Even so, in the JLR business, there is a higher pricing power and ability to pass on the commodity pressures as it operates in the luxury segment, said Kumar Rakesh, a senior automobile and technology analyst at BNP Paribas India. Demand in the JLR business was strong at the end of the December quarter, with a record order booking of 155,000 units.

A sharp rise in key raw materials such as steel and aluminium also pose hurdles, prolonging margin recovery. Further, raging crude prices impact affordability. A potential increase in diesel prices would impact the profitability of fleet operators in the commercial vehicle (CV) segment if they are unable to fully pass on the burden to end consumers.

However, demand is recovering in the CV industry.

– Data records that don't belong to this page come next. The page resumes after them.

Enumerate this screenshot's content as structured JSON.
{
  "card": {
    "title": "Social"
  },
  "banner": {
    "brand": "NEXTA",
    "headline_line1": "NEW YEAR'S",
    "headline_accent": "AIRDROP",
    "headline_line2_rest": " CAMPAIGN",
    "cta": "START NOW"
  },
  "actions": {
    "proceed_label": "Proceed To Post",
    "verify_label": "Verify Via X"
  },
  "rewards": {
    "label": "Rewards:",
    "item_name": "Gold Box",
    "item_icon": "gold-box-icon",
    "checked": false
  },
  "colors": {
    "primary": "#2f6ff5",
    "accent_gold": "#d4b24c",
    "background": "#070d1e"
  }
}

In February, Tata Motors clocked 11% y-o-y growth in CV volumes.

“We expect the CV industry to see a strong cyclical upturn, as the last downcycle was the sharpest in the last 20 years. Also, with green shoots in the economy and further structural tailwinds in the form of increased infrastructure spend and the production-linked incentive scheme of the government, CV volumes are likely to expand," Rakesh said.

Tata Motors is also on a strong footing in the domestic passenger vehicle (PV) segment, where it has seen market share gains. However, that hardly offsets the worries.

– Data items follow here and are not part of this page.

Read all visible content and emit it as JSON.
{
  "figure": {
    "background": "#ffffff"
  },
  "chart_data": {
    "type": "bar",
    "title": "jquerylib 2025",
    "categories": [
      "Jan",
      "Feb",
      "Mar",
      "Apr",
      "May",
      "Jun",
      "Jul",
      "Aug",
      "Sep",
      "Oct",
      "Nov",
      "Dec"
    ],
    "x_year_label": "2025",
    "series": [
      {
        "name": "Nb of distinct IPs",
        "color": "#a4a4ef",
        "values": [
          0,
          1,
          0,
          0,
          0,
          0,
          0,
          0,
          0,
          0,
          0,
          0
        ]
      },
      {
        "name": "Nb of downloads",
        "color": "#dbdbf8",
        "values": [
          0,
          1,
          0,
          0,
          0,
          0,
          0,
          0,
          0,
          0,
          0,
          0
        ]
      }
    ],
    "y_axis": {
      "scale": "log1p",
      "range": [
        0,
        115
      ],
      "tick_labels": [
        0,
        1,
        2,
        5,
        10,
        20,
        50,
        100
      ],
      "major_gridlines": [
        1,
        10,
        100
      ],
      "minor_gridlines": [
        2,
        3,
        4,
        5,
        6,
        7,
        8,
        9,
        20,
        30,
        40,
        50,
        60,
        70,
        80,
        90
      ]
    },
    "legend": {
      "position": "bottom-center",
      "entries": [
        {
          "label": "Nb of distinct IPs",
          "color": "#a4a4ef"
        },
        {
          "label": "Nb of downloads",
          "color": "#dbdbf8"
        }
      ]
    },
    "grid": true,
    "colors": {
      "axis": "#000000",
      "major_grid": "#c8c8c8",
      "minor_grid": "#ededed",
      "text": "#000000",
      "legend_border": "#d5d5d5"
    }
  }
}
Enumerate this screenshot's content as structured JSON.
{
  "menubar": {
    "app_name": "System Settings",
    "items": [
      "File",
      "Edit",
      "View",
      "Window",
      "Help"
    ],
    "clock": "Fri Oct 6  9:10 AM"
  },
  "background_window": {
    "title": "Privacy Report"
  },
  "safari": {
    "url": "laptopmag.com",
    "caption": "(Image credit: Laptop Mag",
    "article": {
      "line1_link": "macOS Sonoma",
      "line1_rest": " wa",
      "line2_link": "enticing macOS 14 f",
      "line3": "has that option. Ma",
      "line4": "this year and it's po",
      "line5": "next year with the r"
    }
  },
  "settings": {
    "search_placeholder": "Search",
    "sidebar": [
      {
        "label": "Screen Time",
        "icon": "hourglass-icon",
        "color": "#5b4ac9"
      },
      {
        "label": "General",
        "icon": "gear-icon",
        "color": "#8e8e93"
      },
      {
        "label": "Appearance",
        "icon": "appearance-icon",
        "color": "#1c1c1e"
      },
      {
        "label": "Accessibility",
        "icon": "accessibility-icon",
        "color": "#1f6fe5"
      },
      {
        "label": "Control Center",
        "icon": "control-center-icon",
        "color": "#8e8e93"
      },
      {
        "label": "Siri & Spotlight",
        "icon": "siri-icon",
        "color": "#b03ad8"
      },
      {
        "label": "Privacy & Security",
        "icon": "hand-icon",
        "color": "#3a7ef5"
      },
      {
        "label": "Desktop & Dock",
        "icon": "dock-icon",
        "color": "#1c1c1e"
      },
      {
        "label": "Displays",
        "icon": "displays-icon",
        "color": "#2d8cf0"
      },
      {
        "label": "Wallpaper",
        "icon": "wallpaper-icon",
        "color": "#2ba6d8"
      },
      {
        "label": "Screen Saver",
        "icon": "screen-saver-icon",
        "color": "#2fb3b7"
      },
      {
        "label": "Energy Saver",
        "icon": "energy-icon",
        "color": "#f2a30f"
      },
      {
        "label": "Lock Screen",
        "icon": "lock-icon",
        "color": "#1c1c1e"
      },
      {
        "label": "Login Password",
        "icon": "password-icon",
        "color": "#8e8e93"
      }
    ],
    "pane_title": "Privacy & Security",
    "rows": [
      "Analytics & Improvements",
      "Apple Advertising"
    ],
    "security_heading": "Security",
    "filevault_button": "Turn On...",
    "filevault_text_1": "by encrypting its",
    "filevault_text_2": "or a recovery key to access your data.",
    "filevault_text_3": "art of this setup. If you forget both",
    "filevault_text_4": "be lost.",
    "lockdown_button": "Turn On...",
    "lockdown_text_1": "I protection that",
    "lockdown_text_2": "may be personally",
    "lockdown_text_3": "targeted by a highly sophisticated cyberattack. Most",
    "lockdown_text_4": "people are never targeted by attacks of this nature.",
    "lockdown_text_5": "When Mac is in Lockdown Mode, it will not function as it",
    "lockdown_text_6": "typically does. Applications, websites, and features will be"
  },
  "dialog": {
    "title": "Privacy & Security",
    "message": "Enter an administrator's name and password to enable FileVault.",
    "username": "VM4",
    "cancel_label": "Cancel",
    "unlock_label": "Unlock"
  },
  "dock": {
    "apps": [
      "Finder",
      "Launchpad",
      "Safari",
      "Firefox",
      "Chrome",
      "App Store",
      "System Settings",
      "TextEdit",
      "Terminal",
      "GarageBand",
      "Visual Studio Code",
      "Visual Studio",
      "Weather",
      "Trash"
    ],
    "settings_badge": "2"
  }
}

Kotak’s analysts remain conservative. “We have cut our FY2023-24E consolidated Ebitda estimates by 7-25% led by lower volume assumptions for domestic CV and JLR businesses and cut 60-240 basis points in Ebitda margin assumptions," they said. One basis point is 0.01%. Ebitda is earnings before interest, taxes, depreciation, and amortization.

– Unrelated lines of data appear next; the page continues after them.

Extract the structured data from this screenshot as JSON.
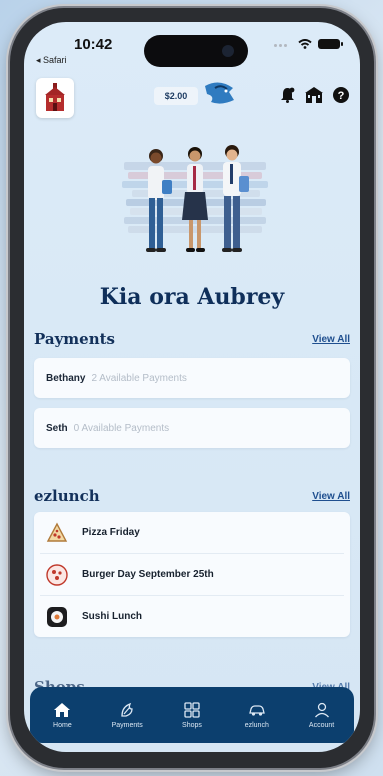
{
  "status": {
    "time": "10:42",
    "back_label": "◂ Safari"
  },
  "header": {
    "balance": "$2.00"
  },
  "greeting": "Kia ora Aubrey",
  "payments": {
    "title": "Payments",
    "view_all": "View All",
    "rows": [
      {
        "name": "Bethany",
        "summary": "2 Available Payments"
      },
      {
        "name": "Seth",
        "summary": "0 Available Payments"
      }
    ]
  },
  "ezlunch": {
    "title": "ezlunch",
    "view_all": "View All",
    "items": [
      {
        "label": "Pizza Friday",
        "icon": "pizza-icon"
      },
      {
        "label": "Burger Day September 25th",
        "icon": "pepperoni-icon"
      },
      {
        "label": "Sushi Lunch",
        "icon": "sushi-icon"
      }
    ]
  },
  "shops": {
    "title": "Shops",
    "view_all": "View All"
  },
  "nav": {
    "items": [
      {
        "label": "Home",
        "icon": "home-icon"
      },
      {
        "label": "Payments",
        "icon": "payments-icon"
      },
      {
        "label": "Shops",
        "icon": "shops-icon"
      },
      {
        "label": "ezlunch",
        "icon": "car-icon"
      },
      {
        "label": "Account",
        "icon": "account-icon"
      }
    ]
  },
  "colors": {
    "brand_navy": "#0c3f6e",
    "heading": "#12305a",
    "screen_bg": "#dcebf8"
  }
}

Meanwhile, amid rising oil prices, there could be an accelerated conversion to electric vehicles (EVs). Tata Motors leads in EV market share and could benefit from it. In fact, this has been a key factor that boosted sentiments for the stock last year. In 2021, the stock appreciated as much as 162%, notably surpassing the Nifty Auto index, which gained 19% in the same period. On the flip side, given the looming concerns and a sharp outperformance, meaningful upsides may be capped.